Thomas Kelly

Quotes of: Thomas Kelly

Thomas R. Kelly's life (1893-1941) was a quest for reality. Two methods of achieving that goal characterized his search. In his earlier years the stress was upon scholarship; in the latter years the emphasis was upon commitment to Christ and holy obedience to the Inner Voice. Scholarship was not neglected but it became subordinate to inward orientation.

His life came into focus in the summer of 1938 on a memorable visit among German Quakers. There he was "literally melted down by the love of God," as he described the experience. For the next three years he poured out this experience in writing and speaking about the centrality of inward experience, the strength of the blessed community, the joys of the Christ-centered life, and the need for Christian concern. At the height of his powers he passed to the Great Beyond.

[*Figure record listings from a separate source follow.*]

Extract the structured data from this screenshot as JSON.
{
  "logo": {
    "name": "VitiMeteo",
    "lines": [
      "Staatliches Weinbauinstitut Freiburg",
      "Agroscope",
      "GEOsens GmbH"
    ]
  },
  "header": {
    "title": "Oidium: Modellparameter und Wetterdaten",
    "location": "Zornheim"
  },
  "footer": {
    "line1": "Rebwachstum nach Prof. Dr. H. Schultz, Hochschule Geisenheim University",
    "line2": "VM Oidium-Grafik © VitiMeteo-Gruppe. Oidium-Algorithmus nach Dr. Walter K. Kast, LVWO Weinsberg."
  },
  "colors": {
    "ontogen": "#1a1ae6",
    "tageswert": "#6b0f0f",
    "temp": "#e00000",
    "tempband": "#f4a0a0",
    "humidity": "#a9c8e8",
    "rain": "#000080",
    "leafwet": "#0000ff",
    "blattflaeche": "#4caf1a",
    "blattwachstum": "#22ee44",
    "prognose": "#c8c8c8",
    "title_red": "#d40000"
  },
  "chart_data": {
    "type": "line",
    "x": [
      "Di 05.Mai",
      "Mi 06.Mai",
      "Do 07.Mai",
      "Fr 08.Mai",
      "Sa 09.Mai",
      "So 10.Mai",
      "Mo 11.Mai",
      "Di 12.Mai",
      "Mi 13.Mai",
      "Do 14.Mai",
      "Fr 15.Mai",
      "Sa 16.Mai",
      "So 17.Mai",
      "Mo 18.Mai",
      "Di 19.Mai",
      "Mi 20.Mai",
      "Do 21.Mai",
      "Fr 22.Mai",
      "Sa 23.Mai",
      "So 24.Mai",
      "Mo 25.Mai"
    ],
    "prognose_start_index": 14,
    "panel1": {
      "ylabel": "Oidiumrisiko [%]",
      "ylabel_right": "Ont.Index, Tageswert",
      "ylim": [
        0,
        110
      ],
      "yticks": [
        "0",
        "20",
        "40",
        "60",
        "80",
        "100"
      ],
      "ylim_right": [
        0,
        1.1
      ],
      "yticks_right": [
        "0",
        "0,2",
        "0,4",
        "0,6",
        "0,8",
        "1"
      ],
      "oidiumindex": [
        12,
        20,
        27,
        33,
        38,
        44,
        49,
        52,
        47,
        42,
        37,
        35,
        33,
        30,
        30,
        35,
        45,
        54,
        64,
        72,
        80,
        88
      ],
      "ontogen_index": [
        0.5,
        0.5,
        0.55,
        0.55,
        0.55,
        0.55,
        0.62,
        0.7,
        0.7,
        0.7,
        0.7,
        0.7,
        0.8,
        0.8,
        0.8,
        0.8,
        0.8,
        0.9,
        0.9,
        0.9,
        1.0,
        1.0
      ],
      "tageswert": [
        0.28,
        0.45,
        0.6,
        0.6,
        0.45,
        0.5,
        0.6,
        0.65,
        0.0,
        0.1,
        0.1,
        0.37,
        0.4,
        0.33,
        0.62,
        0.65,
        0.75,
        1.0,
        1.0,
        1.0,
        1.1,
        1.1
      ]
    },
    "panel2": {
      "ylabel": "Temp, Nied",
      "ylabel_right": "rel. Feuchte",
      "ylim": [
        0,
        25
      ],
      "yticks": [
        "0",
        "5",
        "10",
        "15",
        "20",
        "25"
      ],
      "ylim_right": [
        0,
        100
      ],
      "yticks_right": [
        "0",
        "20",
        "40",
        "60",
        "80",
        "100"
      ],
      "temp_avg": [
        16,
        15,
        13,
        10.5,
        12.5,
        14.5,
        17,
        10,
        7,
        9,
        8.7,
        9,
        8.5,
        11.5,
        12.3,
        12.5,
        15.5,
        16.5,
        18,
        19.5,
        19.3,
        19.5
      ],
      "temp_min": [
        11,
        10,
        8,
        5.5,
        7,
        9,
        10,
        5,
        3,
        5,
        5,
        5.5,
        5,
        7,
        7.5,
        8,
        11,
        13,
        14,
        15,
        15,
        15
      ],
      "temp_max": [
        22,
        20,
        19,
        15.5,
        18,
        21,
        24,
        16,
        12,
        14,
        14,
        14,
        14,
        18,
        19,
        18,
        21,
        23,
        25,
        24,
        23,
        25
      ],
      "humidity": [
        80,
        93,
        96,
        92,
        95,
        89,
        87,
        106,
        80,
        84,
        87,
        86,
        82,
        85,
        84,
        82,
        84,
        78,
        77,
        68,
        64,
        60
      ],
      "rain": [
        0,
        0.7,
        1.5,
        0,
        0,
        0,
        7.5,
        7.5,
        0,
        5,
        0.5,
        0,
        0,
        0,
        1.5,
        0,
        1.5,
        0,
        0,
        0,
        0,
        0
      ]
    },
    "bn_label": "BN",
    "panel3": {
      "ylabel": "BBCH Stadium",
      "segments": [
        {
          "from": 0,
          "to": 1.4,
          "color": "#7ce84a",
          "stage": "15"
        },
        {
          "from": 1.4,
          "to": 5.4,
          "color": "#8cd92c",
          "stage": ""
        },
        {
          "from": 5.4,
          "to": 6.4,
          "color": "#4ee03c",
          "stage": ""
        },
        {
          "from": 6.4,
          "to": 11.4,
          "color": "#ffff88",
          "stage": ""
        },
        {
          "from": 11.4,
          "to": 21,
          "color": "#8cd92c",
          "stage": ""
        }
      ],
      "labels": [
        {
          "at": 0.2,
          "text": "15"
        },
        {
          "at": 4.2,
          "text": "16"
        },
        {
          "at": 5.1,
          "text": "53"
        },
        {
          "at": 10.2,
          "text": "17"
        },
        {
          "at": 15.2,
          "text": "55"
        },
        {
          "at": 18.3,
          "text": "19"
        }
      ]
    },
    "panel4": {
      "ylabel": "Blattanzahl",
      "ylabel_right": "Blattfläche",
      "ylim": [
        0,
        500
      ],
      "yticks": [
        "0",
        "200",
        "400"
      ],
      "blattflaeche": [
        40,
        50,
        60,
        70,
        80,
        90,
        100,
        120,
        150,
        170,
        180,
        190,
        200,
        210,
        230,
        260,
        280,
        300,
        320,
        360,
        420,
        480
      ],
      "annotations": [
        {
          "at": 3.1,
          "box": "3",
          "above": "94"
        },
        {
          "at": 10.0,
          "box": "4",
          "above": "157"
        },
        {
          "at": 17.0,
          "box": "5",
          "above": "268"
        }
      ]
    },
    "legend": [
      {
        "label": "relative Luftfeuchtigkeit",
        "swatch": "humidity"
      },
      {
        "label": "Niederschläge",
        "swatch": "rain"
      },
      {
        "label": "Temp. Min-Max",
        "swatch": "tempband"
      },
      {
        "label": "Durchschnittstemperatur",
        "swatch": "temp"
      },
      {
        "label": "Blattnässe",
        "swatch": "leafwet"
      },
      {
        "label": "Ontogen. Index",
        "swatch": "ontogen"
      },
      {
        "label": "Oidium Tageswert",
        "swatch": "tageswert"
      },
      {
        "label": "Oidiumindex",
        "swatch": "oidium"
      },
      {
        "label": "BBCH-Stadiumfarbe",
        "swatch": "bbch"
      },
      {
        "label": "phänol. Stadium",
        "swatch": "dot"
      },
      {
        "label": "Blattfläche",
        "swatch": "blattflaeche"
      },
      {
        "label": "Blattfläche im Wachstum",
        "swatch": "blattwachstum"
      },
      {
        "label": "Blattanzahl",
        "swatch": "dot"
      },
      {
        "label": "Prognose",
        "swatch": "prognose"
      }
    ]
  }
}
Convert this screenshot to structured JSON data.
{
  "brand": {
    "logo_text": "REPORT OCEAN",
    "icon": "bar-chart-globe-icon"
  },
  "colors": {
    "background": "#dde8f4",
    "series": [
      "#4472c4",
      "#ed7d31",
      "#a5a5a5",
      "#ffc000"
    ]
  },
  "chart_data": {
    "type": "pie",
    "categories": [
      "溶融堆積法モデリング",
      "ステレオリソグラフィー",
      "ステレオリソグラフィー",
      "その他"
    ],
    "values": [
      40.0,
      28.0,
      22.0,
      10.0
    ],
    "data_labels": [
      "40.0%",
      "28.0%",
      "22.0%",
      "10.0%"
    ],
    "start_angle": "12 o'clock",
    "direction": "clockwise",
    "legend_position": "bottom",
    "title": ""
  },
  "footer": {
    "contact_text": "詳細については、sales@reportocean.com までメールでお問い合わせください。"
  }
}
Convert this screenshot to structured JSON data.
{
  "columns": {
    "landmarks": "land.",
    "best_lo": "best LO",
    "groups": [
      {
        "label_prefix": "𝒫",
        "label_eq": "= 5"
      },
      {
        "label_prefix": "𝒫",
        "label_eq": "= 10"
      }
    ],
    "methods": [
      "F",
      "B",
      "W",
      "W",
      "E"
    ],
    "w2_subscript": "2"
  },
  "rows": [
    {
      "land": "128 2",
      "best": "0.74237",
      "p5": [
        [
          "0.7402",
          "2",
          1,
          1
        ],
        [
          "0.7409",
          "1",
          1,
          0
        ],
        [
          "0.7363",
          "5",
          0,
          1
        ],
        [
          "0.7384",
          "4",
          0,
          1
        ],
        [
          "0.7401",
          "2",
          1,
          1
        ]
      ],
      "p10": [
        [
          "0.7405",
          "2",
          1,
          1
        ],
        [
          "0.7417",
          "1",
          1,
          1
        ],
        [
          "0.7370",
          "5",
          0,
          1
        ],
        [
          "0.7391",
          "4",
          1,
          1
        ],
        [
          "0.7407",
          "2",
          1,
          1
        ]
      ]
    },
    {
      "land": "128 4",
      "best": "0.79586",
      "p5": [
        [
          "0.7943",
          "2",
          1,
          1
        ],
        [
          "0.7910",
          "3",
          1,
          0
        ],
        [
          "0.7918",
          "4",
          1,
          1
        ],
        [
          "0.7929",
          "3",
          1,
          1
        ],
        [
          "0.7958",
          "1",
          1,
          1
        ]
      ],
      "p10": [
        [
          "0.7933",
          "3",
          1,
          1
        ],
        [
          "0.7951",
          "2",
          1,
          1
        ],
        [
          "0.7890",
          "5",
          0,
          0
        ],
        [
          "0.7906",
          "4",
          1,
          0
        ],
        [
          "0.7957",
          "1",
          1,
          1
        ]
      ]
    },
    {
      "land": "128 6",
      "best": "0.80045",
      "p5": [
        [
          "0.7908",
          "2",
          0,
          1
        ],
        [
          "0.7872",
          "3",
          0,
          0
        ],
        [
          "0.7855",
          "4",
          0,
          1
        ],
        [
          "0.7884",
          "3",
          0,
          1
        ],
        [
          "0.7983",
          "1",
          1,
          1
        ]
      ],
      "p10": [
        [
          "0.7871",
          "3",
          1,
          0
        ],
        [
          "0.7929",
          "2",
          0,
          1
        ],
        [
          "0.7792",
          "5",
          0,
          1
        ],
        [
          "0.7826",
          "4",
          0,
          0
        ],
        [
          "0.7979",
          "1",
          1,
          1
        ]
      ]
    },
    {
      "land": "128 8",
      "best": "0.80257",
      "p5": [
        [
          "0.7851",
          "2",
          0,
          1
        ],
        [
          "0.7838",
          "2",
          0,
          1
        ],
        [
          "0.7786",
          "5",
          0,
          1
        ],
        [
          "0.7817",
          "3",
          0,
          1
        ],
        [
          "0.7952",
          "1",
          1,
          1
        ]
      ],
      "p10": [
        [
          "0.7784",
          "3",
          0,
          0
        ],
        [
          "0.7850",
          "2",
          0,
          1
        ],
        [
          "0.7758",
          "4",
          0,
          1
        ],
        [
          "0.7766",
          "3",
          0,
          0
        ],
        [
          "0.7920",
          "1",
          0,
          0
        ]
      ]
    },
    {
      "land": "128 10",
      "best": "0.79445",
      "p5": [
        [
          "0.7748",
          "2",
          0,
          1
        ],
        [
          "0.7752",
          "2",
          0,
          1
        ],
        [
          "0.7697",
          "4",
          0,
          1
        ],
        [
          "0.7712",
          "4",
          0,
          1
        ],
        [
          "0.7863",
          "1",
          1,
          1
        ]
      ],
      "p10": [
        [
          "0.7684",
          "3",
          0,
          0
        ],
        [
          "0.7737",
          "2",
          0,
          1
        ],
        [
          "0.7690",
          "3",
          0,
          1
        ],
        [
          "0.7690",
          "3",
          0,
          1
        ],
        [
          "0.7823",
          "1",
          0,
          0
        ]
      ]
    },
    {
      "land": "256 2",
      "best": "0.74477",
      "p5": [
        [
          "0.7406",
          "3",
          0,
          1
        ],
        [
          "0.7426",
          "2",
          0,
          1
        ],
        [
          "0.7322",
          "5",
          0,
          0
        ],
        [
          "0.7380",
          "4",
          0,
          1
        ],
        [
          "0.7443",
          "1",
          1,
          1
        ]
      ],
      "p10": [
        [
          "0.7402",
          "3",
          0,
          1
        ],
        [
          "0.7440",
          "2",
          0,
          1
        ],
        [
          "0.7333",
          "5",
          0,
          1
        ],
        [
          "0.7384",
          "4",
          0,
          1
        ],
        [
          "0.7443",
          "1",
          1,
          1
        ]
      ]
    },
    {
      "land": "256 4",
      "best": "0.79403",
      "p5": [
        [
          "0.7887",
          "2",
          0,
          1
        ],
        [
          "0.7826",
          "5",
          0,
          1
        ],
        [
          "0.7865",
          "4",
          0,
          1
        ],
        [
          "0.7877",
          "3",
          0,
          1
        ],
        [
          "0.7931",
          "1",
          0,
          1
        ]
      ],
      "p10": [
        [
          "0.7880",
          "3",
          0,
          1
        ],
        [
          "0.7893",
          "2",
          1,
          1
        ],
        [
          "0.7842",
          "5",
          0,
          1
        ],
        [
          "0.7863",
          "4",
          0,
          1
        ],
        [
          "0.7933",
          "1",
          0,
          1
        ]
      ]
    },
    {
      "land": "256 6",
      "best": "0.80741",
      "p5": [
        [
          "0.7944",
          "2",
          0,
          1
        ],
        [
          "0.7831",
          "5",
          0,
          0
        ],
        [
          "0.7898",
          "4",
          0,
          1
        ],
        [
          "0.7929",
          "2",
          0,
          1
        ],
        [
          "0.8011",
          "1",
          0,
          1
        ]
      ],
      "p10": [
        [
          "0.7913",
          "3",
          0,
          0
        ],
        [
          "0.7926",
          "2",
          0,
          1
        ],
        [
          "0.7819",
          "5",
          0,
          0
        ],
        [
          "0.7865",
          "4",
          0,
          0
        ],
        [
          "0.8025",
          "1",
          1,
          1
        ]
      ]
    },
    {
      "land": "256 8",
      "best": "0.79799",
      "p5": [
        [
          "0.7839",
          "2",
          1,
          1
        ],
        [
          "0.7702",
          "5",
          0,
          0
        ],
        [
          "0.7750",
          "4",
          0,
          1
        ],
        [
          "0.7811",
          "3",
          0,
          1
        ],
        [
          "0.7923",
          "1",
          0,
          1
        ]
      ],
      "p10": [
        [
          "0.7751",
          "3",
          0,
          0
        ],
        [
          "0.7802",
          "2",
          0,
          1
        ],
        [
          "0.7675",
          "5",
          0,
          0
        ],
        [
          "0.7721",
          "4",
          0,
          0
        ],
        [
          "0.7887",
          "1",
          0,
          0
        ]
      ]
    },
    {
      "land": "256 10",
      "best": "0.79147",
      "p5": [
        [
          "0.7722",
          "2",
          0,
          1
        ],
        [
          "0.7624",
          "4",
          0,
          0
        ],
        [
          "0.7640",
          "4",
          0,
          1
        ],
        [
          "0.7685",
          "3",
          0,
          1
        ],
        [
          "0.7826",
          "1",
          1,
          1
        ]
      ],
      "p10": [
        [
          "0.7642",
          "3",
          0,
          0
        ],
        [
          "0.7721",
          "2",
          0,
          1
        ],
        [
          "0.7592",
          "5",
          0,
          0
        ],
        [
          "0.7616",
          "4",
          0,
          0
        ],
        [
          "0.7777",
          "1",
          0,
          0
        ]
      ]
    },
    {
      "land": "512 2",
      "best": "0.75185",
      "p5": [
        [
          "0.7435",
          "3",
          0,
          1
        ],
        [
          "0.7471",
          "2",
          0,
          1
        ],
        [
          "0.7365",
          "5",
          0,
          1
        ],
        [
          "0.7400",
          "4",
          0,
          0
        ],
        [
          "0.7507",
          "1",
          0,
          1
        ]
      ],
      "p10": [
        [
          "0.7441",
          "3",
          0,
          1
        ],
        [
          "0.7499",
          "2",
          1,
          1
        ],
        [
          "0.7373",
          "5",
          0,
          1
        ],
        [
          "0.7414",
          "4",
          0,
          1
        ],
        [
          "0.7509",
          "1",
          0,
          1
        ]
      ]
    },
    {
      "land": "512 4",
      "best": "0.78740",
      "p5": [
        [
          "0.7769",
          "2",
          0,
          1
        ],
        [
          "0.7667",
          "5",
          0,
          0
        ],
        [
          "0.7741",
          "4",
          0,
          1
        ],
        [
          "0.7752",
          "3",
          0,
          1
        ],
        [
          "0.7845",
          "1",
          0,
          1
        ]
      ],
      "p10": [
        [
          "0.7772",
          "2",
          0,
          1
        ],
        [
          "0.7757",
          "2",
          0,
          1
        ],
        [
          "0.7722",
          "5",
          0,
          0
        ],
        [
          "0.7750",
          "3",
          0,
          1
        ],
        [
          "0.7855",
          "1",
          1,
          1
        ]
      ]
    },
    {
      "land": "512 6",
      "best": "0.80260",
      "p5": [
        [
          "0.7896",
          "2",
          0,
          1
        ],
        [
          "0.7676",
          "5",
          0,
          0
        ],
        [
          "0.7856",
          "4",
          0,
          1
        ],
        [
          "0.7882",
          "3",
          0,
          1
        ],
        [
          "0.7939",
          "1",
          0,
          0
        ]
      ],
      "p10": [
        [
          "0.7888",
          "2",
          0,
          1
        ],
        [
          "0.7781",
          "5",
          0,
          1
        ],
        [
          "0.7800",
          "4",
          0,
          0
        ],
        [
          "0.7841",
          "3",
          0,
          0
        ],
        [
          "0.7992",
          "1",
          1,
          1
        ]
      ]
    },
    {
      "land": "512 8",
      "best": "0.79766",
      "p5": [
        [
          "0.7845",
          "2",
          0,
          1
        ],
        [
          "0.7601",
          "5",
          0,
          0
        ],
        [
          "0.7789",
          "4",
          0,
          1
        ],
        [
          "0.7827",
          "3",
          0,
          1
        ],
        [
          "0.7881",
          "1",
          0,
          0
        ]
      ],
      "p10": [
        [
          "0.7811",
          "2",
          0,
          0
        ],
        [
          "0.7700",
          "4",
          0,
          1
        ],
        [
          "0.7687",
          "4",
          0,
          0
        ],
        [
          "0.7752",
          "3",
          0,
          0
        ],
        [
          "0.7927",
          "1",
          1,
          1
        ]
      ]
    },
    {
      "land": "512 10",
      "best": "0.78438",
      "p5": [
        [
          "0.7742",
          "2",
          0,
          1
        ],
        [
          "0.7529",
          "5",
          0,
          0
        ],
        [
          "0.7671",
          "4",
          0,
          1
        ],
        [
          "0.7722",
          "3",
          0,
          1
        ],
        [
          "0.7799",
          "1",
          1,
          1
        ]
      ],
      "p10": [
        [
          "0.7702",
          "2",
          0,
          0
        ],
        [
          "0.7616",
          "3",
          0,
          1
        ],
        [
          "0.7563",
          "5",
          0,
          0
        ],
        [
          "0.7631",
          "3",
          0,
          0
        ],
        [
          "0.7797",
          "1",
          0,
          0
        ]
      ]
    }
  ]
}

Born into a Quaker family in southwestern Ohio, he attended Wilmington College and Hartford Seminary. Most of his life was spent as a professor of philosophy at Earlham College, although he taught for a short time at Pickering College, at the University of Hawaii, and towards the close of his life at Haverford College. During World War I he worked with the Y.M.C.A. in Europe and during 1924-25 he and his wife headed the Quaker Center in Berlin. Quaker outreach in the Orient was one of his chief concerns.

The message of this great mystic is desperately needed today as he still speaks from his first-hand experiences with God.